しかし、フジェールがビックになった影響は勿論ポジティブな結果の方が大きい。ほんの2ヶ月ほど前に出版されたばかりのフジェールのレシピ本も、何と2007年のカナダのCook Bookナンバーワンに選ばれ、Cook Bookのオスカー賞と言われるGourmand World Cook Book Awardに来年カナダ代表として進出する事になったし、今や首都圏のレストラン紹介記事でこの店を取り上げないのは考えられない程だ。パート夫妻は1986年に初めて小さいながら自分達の店をトロントに作り、その直後に私が働き始めたのだが、当時は夫妻と私の3人だけの調理場であった。その頃からの2人の夢が実現したと言っていいだろう。
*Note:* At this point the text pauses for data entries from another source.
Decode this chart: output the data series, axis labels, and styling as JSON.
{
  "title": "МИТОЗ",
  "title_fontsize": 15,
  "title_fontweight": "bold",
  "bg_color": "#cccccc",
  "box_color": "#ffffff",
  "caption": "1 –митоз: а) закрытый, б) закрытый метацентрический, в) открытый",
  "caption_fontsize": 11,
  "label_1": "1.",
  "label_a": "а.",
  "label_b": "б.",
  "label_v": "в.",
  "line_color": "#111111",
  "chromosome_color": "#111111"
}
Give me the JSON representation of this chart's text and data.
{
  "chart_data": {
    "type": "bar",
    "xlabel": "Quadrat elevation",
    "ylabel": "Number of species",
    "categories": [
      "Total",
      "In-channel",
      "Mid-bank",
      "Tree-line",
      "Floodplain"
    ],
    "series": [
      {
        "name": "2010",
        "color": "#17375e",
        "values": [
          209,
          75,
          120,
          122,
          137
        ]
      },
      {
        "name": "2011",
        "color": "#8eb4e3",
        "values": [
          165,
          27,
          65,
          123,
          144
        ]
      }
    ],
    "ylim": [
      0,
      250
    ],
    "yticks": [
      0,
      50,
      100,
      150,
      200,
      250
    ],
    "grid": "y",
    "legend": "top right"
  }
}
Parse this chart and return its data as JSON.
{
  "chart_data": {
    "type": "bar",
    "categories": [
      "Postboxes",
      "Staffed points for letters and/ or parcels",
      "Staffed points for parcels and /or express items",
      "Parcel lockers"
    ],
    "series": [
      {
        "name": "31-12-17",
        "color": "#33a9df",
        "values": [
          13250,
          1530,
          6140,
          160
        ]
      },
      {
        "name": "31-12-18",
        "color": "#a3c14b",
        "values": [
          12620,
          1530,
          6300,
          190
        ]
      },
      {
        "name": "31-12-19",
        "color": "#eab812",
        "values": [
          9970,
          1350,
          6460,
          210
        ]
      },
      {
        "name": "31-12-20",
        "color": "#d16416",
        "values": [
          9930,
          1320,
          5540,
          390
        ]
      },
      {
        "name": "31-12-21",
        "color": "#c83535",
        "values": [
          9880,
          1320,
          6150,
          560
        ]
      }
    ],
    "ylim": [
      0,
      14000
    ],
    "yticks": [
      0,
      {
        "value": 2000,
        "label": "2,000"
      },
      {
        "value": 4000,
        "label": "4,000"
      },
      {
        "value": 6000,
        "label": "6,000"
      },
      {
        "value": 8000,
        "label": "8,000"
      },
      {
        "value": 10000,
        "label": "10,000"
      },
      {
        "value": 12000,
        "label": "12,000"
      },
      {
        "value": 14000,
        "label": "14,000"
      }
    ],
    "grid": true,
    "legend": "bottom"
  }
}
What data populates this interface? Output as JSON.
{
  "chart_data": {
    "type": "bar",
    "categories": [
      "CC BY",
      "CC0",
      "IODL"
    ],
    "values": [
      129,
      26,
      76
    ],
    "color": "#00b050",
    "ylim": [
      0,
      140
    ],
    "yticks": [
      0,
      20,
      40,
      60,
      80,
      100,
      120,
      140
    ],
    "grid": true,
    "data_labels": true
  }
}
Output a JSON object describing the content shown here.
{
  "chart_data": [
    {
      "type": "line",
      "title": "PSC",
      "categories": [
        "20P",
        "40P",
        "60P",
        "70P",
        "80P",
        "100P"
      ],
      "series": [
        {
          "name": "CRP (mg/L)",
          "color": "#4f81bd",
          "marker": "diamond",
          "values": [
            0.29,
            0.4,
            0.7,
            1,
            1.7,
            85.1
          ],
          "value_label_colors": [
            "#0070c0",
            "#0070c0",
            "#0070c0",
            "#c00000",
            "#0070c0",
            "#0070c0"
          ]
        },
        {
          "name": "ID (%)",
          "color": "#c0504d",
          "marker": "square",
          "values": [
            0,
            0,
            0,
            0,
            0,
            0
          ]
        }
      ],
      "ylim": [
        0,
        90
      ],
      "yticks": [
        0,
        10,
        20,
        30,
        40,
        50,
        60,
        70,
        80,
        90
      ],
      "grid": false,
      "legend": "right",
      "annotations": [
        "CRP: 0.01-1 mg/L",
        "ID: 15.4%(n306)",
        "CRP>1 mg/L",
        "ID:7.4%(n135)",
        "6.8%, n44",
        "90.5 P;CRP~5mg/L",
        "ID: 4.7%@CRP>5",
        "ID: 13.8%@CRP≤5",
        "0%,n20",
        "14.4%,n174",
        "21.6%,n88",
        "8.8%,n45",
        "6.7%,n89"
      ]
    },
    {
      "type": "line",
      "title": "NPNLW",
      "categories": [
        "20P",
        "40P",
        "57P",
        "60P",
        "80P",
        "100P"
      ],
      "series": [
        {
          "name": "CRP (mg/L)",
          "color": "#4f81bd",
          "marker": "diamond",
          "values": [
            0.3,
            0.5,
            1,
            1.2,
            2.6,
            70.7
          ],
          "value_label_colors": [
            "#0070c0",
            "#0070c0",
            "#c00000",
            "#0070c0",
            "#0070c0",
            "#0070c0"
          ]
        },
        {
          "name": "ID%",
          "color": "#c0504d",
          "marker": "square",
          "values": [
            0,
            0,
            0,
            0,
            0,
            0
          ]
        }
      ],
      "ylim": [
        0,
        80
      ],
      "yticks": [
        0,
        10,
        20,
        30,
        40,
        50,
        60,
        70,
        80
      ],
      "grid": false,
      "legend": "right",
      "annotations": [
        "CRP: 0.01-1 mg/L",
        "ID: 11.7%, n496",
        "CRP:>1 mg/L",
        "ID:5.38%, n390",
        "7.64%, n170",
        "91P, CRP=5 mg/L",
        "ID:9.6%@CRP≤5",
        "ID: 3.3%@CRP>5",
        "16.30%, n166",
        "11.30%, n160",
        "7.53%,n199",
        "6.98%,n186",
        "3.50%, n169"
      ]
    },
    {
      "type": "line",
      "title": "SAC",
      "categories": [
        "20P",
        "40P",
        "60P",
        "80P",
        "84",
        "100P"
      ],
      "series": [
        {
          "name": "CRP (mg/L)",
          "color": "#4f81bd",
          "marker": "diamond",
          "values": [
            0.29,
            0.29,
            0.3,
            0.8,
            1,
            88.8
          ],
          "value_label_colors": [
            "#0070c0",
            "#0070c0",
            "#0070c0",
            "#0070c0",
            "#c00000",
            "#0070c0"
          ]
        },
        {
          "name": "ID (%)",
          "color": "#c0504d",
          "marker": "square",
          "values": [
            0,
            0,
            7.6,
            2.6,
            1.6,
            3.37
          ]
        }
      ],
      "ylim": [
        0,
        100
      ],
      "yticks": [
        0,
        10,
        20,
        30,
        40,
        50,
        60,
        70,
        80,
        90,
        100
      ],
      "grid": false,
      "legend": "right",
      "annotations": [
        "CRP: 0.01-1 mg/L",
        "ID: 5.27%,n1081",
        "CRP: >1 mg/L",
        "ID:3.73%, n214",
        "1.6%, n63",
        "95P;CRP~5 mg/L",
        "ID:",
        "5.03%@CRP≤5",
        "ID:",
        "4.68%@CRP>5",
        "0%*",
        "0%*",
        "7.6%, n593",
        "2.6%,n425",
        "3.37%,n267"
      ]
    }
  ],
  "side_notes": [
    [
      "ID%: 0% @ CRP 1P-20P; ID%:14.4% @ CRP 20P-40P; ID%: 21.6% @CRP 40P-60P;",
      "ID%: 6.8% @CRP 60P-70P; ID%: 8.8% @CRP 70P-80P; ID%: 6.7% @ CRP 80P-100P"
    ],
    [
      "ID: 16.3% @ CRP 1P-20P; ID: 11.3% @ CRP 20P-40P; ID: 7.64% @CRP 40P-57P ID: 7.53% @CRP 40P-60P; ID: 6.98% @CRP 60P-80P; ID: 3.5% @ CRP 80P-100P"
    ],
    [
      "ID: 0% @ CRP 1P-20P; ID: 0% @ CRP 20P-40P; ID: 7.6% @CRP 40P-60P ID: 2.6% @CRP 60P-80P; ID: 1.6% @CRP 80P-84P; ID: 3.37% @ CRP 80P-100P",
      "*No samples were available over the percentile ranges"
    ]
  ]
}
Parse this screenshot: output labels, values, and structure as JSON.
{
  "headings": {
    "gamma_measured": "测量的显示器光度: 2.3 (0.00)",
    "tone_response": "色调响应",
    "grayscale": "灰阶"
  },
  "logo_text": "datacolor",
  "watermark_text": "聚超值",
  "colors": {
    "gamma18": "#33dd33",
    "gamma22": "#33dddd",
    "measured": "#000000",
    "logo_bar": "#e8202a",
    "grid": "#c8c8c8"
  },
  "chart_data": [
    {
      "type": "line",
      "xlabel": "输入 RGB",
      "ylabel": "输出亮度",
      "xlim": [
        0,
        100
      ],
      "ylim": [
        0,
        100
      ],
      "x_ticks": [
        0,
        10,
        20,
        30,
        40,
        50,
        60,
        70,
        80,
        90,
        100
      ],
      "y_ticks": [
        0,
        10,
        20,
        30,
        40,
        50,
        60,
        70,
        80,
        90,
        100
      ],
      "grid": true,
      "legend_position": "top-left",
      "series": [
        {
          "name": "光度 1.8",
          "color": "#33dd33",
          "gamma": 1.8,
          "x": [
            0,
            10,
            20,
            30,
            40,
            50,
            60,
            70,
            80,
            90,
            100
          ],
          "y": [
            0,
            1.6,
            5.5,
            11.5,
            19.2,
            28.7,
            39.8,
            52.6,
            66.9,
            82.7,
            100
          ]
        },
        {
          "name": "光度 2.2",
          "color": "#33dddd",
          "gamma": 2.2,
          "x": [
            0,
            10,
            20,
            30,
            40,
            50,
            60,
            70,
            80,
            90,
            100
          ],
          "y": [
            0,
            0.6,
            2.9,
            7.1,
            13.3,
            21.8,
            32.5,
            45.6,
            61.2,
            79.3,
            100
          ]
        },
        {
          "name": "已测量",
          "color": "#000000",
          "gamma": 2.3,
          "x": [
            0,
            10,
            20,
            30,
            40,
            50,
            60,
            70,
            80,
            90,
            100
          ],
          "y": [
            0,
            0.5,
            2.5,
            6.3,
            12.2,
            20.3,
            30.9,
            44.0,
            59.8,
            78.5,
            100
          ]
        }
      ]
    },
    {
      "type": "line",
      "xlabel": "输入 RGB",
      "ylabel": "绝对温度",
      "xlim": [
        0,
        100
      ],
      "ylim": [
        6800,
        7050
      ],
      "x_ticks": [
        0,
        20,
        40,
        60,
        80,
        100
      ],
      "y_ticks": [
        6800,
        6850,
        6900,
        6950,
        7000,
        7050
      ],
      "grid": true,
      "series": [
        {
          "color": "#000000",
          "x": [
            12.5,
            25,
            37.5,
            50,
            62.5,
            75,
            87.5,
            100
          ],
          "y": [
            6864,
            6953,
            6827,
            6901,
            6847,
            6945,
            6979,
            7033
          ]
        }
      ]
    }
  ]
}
一昨日Little Innの重田まり子さんから電話を貰い、フジェールのスーシェフJinが5年ほど前にLittle Innで働いていたと聞いた。Jinは日曜日が休みだし、私は日曜日しかフジェールに行かないので、滅多に顔を合わせないのだが、昨日はたまたま彼が大晦日の飾りつけ用に氷細工を作りに来ていたので(彼は野菜彫刻や氷細工の達人で数々の賞に輝いている。写真参照)、Little Innの話を聞くと、照れくさそうに奥さんと知り合ったり、色々な思い出のあるホテルだと言う。それにしてもこれまた不思議な縁である。何しろカナダは大きいのだ。Little Innのあるオンタリオ州BayfieldとLes Fougèresのあるケベック州Chelseaとでは600キロ程は離れている筈だし、しかもどちらも都会ではない小さな町なのだから。
今日は大晦日、今年一年を総括すると、世の中「縁」によって動いている事を改めて実感したのがこの2007年だったと言う気がする。